Pero todavía quedan caciques que se dicen socialistas y se oponen a la amnistía como se opondrían a la invasión de los extraterrestres. Alguno ha llegado a decir que tal medida de gracia es sustancialmente contraria a los principios y valores de su partido. Me parece una declaración muy discutible. De toda la vida, la izquierda ha preferido la reinserción al castigo, la reconciliación a la venganza, el contrato social a la ley del más fuerte, la apuesta por el futuro a la cronificación del pasado.
“¿Por quién me toma?”, dijo el martes Felipe González al ser preguntado sobre la amnistía por un periodista. Con la venia, Excelentísimo, permítame responderle. A tenor de sus declaraciones y sus compañías políticas, resulta difícil tomarle a usted por un progresista. Más bien se asemeja a un dinosaurio gruñón, conservador y ególatra. Y no me venga con que tiene usted derecho a la libertad de expresión. Claro que la tiene y, además, la usa usted cada dos por tres. Pero no sea tan mandón, Excelentísimo, no pretenda censurarnos a los demás las críticas que nos merecen sus palabras y actos.
Digámoslo claramente: ninguna de las partes actuó de modo intachable en 2017. Con Puigdemont al frente, los separatistas catalanes abusaron de una corta mayoría en su territorio para imponer una deriva cazurra y temeraria, divisiva y peligrosa. Rajoy les respondió con una inmensa pereza política, dejándole el trabajo a los antidisturbios y a los jueces amigos. Y a estos últimos se les fue la olla, les aplicaron a los separatistas un castigo que ningún tribunal europeo ha avalado hasta ahora. Puigdemont y compañía no dieron un golpe de Estado violento o protagonizaron una rebelión armada. Hicieron una declaración de independencia retórica y se rindieron en un santiamén. No hubo muertos. Alguna divinidad veló por los españoles y no hubo muertos.
Detesto el nacionalismo, el estelado, el rojigualdo y todos los demás. Comparto lo que escribió Schopenhauer: “Todo imbécil execrable que no tiene nada de lo que pueda enorgullecerse, se refugia en el recurso de vanagloriarse de la nación a la que pertenece por casualidad”. La fiebre nacionalista, que delata al que carece de cualidades individuales, abrasó nuestro país a uno y otro lado del Ebro en 2017.
Ahora Sánchez tiene que recoser lo que unos y otros descosieron.

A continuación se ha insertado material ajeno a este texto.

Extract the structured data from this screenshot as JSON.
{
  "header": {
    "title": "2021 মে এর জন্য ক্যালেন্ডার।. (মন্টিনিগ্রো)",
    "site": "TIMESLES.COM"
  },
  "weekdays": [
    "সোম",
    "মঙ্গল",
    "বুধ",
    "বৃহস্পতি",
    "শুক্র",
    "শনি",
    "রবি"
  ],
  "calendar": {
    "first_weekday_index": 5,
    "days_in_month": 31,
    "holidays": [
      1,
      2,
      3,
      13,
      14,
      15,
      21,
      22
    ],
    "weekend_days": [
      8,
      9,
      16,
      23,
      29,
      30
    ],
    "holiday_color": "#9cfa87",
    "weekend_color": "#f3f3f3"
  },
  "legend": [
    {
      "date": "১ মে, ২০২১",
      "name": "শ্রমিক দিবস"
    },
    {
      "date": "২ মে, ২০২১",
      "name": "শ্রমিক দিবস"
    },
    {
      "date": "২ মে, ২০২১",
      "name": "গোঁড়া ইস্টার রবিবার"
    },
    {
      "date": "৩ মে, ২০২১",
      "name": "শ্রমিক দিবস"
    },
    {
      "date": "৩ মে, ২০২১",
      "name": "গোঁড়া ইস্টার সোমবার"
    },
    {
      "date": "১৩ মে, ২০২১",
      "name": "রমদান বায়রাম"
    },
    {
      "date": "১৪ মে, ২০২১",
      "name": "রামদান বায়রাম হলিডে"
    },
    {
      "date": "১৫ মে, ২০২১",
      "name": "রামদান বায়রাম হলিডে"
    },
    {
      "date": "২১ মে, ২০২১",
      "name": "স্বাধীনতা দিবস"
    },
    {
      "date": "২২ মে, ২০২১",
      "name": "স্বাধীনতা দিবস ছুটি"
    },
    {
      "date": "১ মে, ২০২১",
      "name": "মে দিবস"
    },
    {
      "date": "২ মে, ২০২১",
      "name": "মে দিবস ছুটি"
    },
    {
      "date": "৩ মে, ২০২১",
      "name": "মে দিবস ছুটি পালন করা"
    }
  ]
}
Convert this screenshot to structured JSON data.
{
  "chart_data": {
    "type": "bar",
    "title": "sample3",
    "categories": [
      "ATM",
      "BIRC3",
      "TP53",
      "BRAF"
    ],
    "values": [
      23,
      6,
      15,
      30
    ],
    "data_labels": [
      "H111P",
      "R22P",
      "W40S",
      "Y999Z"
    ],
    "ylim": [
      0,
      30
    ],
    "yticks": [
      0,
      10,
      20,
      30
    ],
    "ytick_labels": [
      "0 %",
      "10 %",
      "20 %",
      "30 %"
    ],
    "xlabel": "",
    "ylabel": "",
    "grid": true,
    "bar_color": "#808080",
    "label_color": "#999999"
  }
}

Lo tiene muy difícil. Las derechas ya se han echado al monte al grito ancestral de ¡Santiago y cierra España! Son minoritarias en el Congreso, pero controlan los medios y la magistratura y hacen un ruido infernal. Por su parte, los separatistas van a hacerse de rogar a la hora de bajarse del burro de la quimérica unilateralidad. Darán el latazo.
Nadie le puede negar a Sánchez su arrojo. Viene de donde viene, un PSOE muy acomodaticio a lo existente, y llega tarde a muchas cosas deseadas por otros progresistas. Pero, aunque sea por conveniencia personal, termina llegando a algunas: gobierno de concentración, escudo social, indultos, elecciones anticipadas, foto con Puigdemont, propuesta de amnistía... Sus rivales de derechas ni tan siquiera lo intentan. Están atrapados en el pasado imaginario con el que sueña Isabel Díaz Ayuso: pelayos y cayetanos pastoreando unicornios rosas.Vuelvo a los actos del martes. De tan cursis, nos empalagaron a muchos. Pero, pelillos a la par, disfruten los madrileños de los pastelillos con la bandera rojigualda que Ayuso les regaló con ocasión del juramento de Leonor de Borbón. Estoy seguro de que algunos hasta los guardarán como una reliquia. Los pondrán en una cajita de cristal en el aparador junto con la colección de dedales de la abuela.
Me temo que así no se resuelven los problemas, empezando por el de la identidad española. Ayuso no acaba de asumirla del modo fraternal e integrador que corresponde a su pluralidad. Tiene bemoles, hasta se sulfura porque en el Congreso de España se hablen todas las lenguas españolas. Muchos pensamos, en cambio, que la amnistía puede ayudar a desinflamar y reconciliar. Bienvenida sea.